Impacts of Stuttering
Hi my name is Julia Reeves and I am a SLP grad student who is currently taking a fluency course. I am curious about how stuttering impacts your everyday life and if there was one aspect about your stuttering that you could change, what would that be? With the questions just asked, has a therapist ever addressed the questions above and if so, were they’re conversations and activities in therapy beneficial?

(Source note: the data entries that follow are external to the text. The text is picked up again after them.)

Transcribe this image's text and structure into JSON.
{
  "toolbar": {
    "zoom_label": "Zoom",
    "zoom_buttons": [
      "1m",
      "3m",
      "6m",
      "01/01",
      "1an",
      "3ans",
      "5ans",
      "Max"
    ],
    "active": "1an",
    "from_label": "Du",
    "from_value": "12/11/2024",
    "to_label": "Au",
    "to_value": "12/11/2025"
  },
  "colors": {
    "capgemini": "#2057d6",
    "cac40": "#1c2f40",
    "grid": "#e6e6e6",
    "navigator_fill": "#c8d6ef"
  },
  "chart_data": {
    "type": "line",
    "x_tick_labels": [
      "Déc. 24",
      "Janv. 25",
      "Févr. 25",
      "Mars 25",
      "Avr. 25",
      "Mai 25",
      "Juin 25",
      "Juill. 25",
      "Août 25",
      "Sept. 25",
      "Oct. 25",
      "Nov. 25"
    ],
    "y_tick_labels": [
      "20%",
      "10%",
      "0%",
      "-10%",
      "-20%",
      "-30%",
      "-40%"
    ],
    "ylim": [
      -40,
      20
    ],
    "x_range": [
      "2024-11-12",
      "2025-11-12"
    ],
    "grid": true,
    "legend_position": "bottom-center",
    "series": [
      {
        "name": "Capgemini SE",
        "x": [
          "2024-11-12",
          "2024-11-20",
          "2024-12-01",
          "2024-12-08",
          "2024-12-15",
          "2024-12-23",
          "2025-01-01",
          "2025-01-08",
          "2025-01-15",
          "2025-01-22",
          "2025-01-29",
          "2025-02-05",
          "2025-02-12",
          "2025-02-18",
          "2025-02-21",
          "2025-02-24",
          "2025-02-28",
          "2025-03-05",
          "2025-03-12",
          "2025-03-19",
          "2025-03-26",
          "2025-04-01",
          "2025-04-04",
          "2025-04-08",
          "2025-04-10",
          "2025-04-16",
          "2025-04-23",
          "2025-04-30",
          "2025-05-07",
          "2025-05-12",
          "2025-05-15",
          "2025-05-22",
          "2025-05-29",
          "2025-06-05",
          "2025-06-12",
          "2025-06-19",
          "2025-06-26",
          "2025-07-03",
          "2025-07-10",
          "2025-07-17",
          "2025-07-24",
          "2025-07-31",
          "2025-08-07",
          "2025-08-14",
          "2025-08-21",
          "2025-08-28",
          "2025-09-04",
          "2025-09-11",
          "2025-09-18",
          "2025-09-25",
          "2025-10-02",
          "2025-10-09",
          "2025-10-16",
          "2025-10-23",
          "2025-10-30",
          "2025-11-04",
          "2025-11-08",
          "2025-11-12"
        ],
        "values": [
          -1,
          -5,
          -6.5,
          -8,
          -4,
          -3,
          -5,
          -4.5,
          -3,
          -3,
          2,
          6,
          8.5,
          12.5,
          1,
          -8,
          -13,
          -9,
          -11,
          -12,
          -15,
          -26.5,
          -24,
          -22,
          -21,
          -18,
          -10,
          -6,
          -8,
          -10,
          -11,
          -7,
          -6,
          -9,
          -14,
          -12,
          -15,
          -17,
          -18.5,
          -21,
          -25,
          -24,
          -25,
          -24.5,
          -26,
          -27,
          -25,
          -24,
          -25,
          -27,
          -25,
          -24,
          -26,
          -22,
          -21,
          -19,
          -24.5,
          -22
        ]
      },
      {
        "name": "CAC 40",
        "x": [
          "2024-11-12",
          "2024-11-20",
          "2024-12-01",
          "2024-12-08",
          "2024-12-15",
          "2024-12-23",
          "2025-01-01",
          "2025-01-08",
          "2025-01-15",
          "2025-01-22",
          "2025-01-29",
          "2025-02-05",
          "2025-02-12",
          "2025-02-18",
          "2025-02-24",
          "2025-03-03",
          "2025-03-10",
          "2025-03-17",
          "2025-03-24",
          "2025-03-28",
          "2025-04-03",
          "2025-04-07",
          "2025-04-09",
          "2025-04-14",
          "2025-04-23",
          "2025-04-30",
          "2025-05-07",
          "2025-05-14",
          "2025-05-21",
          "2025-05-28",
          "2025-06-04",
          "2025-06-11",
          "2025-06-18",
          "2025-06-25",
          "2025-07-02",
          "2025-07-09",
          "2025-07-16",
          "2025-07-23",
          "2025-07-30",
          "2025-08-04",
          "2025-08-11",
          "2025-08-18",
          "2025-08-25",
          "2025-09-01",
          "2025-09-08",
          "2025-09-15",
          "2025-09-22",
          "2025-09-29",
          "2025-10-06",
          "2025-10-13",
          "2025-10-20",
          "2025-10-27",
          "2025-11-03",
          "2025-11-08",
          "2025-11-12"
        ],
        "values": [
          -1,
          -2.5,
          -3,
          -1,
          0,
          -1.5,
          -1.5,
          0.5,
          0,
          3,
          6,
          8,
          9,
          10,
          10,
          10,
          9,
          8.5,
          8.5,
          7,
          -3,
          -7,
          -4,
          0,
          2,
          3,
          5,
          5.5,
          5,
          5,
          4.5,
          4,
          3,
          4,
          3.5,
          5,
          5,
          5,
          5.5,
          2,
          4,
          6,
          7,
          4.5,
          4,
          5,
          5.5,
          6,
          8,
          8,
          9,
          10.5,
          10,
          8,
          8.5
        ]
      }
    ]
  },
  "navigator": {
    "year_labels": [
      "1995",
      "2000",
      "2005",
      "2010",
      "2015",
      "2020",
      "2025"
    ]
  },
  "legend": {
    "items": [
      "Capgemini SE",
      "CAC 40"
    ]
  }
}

Hi Julia! Indeed stuttering is there and obviously impacts my everyday life; the instinct to avoid speaking situations is always the automatic response for me, the automatic planning of what do I say is always there, so it’s like I need to choose every day and every moment if I avoid or not. Nevertheless, in time it becomes more clear, meaning – in time, avoiding becomes less of a valid option (still not easier – but clearer). If I could change one thing about my stuttering, I would definitely wish to reduce struggle. Because my stuttering is very “strugglish”. Sadly, back in the day when I went to countless therapies, it was mainly fluency-shaping and it didn’t address anything I really needed 🙂
Hi Julia
If you would have asked me in my teens, I would have told you EVERY SINGLE MOMENT. Every word I spoke was based on fear and shame. Every word I didn’t speak was based on weighing whether I would expose myself to fear and shame, or to not speak at all. Today I no longer care. I’m older, I know my words matter, and I’m tough enough to tell people to show respect when they don’t. The more fear and shame decreased, the better I spoke. I still stutter, I still hear that little voice on my shoulder telling me “Oops you did it again, what will s/he think”, but now people know and respect me, as I now own my stutter and made it one of my characteristics, something that just is. This is what I wished for previous speech therapists to tell me. That I’m good enough. That I can speak and have the right to do so. That I should not aim for fluency, but to aim for wanting to speak, no matter how. And to help me “fix” those around me to see and accept me for my personality and qualities, and help me see those too.
The one thing I still struggle with is to relax my body when speaking. When I talk a lot I get so tense, I get a migraine and even hiccups!